On the other hand, using the silicon-urethane resin mounting technique, the procedure is completed in <1 min and cells are not seriously damaged. Almost all cells are healthy (Figure 2B), so it is possible to start observation within a few minutes. As shown in Figure 2C, it was possible to keep the cells active for 30 min.

The coverslip method is convenient for shorter-term observation of cells, but longer-term experiments require control of appropriate temperature, oxygen, and pH. Additionally, it is desirable in many experiments to be able to add a reagent and wash out excess while continuously observing cell responses. There are several simple flow chambers designed to maintain optimal cell conditions by continuously exchanging a medium at a low flow rate, and that allow reagents to be added into the chamber (4,5) (Japanese patent serial no. 2006-69789). Some of these chambers can be handmade from basic materials (e.g., glass slide and acrylicresin). The silicone-urethane technique can be adapted to these flow chambers, and the combination makes it possible to observe the real-time responses of cells at high resolution using an oil immersion objective. Figure 3A shows a simple flow chamber that was made in-house using the silicone-urethane coverslip mounting approach. In a model experiment, internalization of a fluorescent ligand was examined under a fluorescence microscope (Figure 3B). When a fluorescent ligand is used, it is necessary to remove the excess ligand in order to examine cell response. By increasing the flow rate in the flow chamber, the ligand was washed out within 15 s, so early cellular responses were able to be observed. It was possible to observe the cells for 3 h, and during that time no leakage of the medium enclosed between the chamber and the coverslip occurred. If the coverslip is handled very carefully with tweezers, it is also possible to peel the coverslip from the chamber. [alternatively, silicone grease (TORAY, Tokyo, Japan) can be used instead of urethane resin to attach the coverslip, although the adhesive strength is somewhat weaker]. Once the coverslip is removed, it can be returned to a culture dish for additional cultivation for further observations at a later time point.

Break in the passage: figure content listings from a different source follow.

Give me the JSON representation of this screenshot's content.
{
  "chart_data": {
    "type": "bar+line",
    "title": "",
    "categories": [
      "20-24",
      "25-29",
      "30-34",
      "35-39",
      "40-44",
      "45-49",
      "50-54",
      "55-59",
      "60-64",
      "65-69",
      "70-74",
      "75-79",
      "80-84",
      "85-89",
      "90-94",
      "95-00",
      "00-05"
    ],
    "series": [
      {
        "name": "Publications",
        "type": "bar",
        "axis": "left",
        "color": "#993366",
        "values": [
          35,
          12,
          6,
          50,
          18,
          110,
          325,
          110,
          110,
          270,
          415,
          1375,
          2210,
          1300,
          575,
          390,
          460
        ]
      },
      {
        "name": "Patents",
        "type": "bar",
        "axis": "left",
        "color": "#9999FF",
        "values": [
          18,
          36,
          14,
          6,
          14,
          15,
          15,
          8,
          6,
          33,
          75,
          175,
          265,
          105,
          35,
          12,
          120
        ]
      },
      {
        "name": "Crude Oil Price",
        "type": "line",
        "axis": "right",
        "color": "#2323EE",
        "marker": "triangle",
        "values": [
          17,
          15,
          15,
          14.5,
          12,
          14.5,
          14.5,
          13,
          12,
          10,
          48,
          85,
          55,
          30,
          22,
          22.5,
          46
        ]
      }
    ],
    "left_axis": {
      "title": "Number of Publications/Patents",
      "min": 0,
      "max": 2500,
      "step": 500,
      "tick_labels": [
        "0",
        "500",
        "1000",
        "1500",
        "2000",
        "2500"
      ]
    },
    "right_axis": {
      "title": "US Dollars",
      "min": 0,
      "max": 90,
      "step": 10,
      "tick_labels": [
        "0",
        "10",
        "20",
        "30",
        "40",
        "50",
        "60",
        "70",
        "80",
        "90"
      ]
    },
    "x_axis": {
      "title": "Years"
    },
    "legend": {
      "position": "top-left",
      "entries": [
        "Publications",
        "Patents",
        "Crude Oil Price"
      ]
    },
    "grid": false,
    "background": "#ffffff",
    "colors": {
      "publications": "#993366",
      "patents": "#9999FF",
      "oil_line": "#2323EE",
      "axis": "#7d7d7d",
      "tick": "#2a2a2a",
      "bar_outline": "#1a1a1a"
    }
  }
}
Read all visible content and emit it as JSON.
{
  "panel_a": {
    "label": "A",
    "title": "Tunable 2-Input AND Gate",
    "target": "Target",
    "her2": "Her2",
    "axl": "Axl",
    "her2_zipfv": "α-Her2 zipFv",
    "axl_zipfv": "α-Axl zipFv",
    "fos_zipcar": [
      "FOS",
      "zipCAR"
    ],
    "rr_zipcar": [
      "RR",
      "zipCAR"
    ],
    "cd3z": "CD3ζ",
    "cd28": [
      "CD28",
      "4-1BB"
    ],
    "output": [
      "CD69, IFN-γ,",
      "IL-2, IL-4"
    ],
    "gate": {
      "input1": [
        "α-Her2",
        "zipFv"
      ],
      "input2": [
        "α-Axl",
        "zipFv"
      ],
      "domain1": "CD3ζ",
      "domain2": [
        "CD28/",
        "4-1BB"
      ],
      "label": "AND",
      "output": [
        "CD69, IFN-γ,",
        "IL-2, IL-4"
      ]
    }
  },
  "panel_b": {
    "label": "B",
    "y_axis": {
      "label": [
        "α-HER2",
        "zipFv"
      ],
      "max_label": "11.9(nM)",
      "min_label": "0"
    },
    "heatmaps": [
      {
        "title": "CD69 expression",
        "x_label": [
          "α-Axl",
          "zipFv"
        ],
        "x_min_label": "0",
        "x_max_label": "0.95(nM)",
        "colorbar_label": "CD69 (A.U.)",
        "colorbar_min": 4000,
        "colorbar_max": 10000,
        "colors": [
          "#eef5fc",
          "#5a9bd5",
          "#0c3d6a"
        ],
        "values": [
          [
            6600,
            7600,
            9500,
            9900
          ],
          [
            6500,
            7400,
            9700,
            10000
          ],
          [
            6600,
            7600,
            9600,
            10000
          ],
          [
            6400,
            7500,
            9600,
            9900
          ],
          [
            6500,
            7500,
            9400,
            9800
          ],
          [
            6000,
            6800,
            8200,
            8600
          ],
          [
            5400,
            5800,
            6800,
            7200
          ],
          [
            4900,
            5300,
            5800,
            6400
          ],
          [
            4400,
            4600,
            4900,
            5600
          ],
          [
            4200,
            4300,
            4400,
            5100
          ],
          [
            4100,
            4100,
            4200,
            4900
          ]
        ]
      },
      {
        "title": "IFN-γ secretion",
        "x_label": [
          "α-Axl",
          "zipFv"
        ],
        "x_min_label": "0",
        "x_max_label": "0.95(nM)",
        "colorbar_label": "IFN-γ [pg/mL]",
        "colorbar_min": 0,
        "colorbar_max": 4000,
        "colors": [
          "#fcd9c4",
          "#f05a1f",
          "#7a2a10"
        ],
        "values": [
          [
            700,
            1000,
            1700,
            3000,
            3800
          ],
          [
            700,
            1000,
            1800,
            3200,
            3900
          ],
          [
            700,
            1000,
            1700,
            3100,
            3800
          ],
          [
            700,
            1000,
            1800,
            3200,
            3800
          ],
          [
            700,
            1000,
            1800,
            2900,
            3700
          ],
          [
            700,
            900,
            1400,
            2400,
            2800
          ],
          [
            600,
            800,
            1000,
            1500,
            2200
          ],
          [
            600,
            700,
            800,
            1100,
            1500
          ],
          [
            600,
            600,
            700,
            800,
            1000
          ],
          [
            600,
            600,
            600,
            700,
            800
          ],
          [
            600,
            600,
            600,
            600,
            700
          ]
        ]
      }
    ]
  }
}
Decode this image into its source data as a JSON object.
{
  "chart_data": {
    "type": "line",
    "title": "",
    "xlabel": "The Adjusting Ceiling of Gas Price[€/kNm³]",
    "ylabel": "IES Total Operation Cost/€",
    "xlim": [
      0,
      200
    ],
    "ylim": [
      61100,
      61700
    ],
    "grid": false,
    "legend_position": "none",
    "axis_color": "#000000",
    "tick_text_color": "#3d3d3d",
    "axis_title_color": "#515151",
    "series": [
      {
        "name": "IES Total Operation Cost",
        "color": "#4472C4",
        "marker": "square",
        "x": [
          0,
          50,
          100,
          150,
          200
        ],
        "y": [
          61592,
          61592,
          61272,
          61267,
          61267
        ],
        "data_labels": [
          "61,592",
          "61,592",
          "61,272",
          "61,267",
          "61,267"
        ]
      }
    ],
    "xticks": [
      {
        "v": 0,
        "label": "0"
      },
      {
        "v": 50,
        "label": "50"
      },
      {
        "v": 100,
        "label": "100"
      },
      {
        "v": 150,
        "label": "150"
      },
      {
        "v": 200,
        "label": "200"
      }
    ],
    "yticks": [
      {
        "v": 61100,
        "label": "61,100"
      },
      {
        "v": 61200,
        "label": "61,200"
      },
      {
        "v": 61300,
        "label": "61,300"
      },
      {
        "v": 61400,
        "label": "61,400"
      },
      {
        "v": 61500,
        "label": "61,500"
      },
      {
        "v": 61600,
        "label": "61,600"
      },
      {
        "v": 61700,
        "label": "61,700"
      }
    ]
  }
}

Figure 3. Time lapse imaging of living cells using a simple flow chamber made with the mounting technique. (Click to enlarge)

In summary, we describe a simple and inexpensive technique to easily and securely mount specimens for live-cell observation using oil immersion objectives. The technique can also be used with fixed samples, in which case we have found that it is possible to keep a specimen viable for >1 year for repeated observations.